Thank you for the suggestion. We have not integrated external vision backbones or active perception mechanisms in the current study, as our focus is on evaluating the simulation pipeline rather than vision model enhancements. That said, incorporating stronger vision encoders or active exploration strategies could directly improve object identification performance and is a promising direction for future work.

Q2: Plans for collecting larger-scale human data with diverse communication styles

Indeed, our current experiments are conducted within Alexa Arena, a constrained environment with relatively low variability in user communication. As a next step, we plan to extend BASIS to more complex and naturalistic domains, such as household environments (e.g., TEACh [1]), where user communication exhibits more diverse linguistic and behavioral patterns. This extension will allow us to collect richer human data at a larger scale and further validate the generalizability of our approach.

Q3: Handling real-world camera noise and egocentric motion

We agree that bridging the sim-to-real gap in perception is a critical challenge for real-world deployment. In our current study, we assume relatively stable perceptual input during online evaluation. To address the noise and variability introduced by real camera streams and egocentric motion, techniques commonly used in robotics (e.g., noise injection [2] and domain randomization [3]) can be integrated during training to improve model robustness. While this aspect is not the focus of our current work, we view it as an important and complementary direction, and plan to explore it in future research.

References

  • [1] Padmakumar, Aishwarya, et al. "Teach: Task-driven embodied agents that chat." Proceedings of the AAAI Conference on Artificial Intelligence. Vol. 36. No. 2. 2022.
  • [2] Ouyang, Hao, et al. "Neural camera simulators." Proceedings of the IEEE/CVF conference on computer vision and pattern recognition. 2021.
  • [3] Chebotar, Yevgen, et al. "Closing the sim-to-real loop: Adapting simulation randomization with real world experience." 2019 International Conference on Robotics and Automation (ICRA). IEEE, 2019.
评论

Dear reviewer PSAt, we just wanted to follow up on this thread in case there are any points that might benefit from further discussion. We're more than happy to provide additional details if needed and would appreciate any feedback you might have.

评论

Dear reviewers,

Thank you once again for your thoughtful and constructive reviews of the submitted paper. The authors have carefully considered your feedback and have now submitted their responses for clarification and further discussion.

We kindly invite you to take a moment to review the authors’ replies at your earliest convenience. Engaging in this discussion phase not only helps ensure clarity and rigor in the final work but also fosters a collaborative review process that strengthens the quality and impact of research in our community.

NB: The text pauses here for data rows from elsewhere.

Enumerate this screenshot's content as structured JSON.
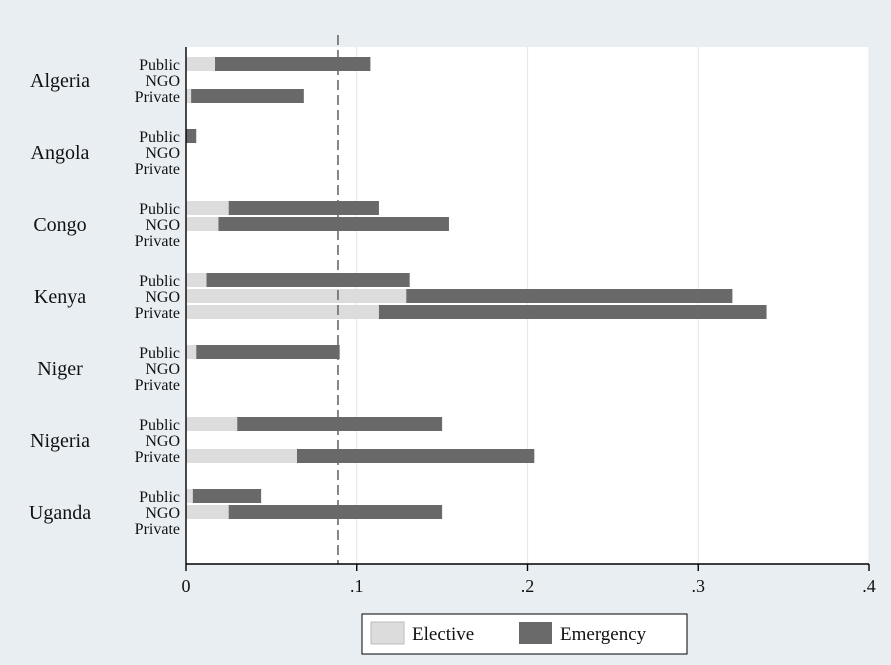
{
  "chart_data": {
    "type": "bar",
    "orientation": "horizontal",
    "stacked": true,
    "countries": [
      "Algeria",
      "Angola",
      "Congo",
      "Kenya",
      "Niger",
      "Nigeria",
      "Uganda"
    ],
    "groups": [
      "Public",
      "NGO",
      "Private"
    ],
    "series": [
      {
        "name": "Elective",
        "color": "#dcdcdc",
        "values": [
          [
            0.017,
            0,
            0.003
          ],
          [
            0,
            0,
            0
          ],
          [
            0.025,
            0.019,
            0
          ],
          [
            0.012,
            0.129,
            0.113
          ],
          [
            0.006,
            0,
            0
          ],
          [
            0.03,
            0,
            0.065
          ],
          [
            0.004,
            0.025,
            0
          ]
        ]
      },
      {
        "name": "Emergency",
        "color": "#696969",
        "values": [
          [
            0.091,
            0,
            0.066
          ],
          [
            0.006,
            0,
            0
          ],
          [
            0.088,
            0.135,
            0
          ],
          [
            0.119,
            0.191,
            0.227
          ],
          [
            0.084,
            0,
            0
          ],
          [
            0.12,
            0,
            0.139
          ],
          [
            0.04,
            0.125,
            0
          ]
        ]
      }
    ],
    "x_ticks": [
      "0",
      ".1",
      ".2",
      ".3",
      ".4"
    ],
    "x_tick_values": [
      0,
      0.1,
      0.2,
      0.3,
      0.4
    ],
    "xlim": [
      0,
      0.4
    ],
    "reference_line": 0.089,
    "grid": true,
    "legend_position": "bottom"
  }
}
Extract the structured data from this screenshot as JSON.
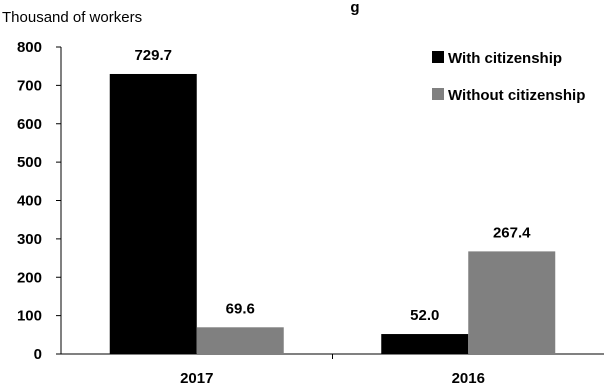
{
  "chart_data": {
    "type": "bar",
    "title": "g",
    "ylabel": "Thousand of workers",
    "xlabel": "",
    "categories": [
      "2017",
      "2016"
    ],
    "series": [
      {
        "name": "With citizenship",
        "values": [
          729.7,
          52.0
        ],
        "labels": [
          "729.7",
          "52.0"
        ],
        "color": "#000000"
      },
      {
        "name": "Without citizenship",
        "values": [
          69.6,
          267.4
        ],
        "labels": [
          "69.6",
          "267.4"
        ],
        "color": "#808080"
      }
    ],
    "ylim": [
      0,
      800
    ],
    "yticks": [
      0,
      100,
      200,
      300,
      400,
      500,
      600,
      700,
      800
    ],
    "grid": false,
    "legend_position": "top-right"
  }
}
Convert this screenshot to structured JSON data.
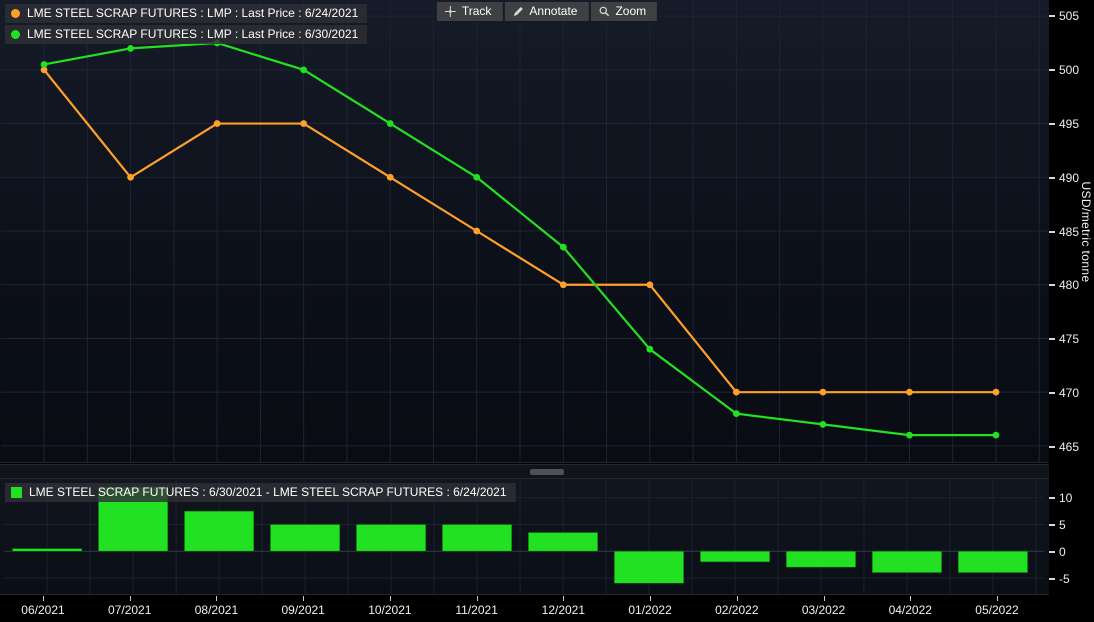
{
  "toolbar": {
    "items": [
      {
        "label": "Track",
        "icon": "crosshair-icon"
      },
      {
        "label": "Annotate",
        "icon": "pencil-icon"
      },
      {
        "label": "Zoom",
        "icon": "magnifier-icon"
      }
    ]
  },
  "colors": {
    "orange_series": "#ffa028",
    "green_series": "#22e022",
    "axis_text": "#ededed",
    "grid": "#1d2534"
  },
  "chart_data": [
    {
      "type": "line",
      "x": [
        "06/2021",
        "07/2021",
        "08/2021",
        "09/2021",
        "10/2021",
        "11/2021",
        "12/2021",
        "01/2022",
        "02/2022",
        "03/2022",
        "04/2022",
        "05/2022"
      ],
      "series": [
        {
          "name": "LME STEEL SCRAP FUTURES : LMP : Last Price : 6/24/2021",
          "color": "#ffa028",
          "values": [
            500,
            490,
            495,
            495,
            490,
            485,
            480,
            480,
            470,
            470,
            470,
            470
          ]
        },
        {
          "name": "LME STEEL SCRAP FUTURES : LMP : Last Price : 6/30/2021",
          "color": "#22e022",
          "values": [
            500.5,
            502,
            502.5,
            500,
            495,
            490,
            483.5,
            474,
            468,
            467,
            466,
            466
          ]
        }
      ],
      "ylabel": "USD/metric tonne",
      "yticks": [
        505,
        500,
        495,
        490,
        485,
        480,
        475,
        470,
        465
      ],
      "ylim": [
        463.5,
        506.5
      ],
      "grid": true,
      "legend_position": "top-left"
    },
    {
      "type": "bar",
      "name": "LME STEEL SCRAP FUTURES : 6/30/2021 - LME STEEL SCRAP FUTURES : 6/24/2021",
      "color": "#22e022",
      "categories": [
        "06/2021",
        "07/2021",
        "08/2021",
        "09/2021",
        "10/2021",
        "11/2021",
        "12/2021",
        "01/2022",
        "02/2022",
        "03/2022",
        "04/2022",
        "05/2022"
      ],
      "values": [
        0.5,
        12,
        7.5,
        5,
        5,
        5,
        3.5,
        -6,
        -2,
        -3,
        -4,
        -4
      ],
      "yticks": [
        10,
        5,
        0,
        -5
      ],
      "ylim": [
        -8,
        13.5
      ],
      "grid": true,
      "legend_position": "top-left"
    }
  ]
}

I greatly appreciate your continued support in upholding the standards of peer review.

最终决定

This paper addresses the compelling and significant challenge of collecting human-in-the-loop data for visual assistants via simulation. The experimental setup is comprehensive, covering oracle-human, model-simulated user, and real-user scenarios, and the subsequent analysis provides valuable insights.,

The work would be further strengthened by incorporating additional experimental evaluations, particularly through expanded real-user studies.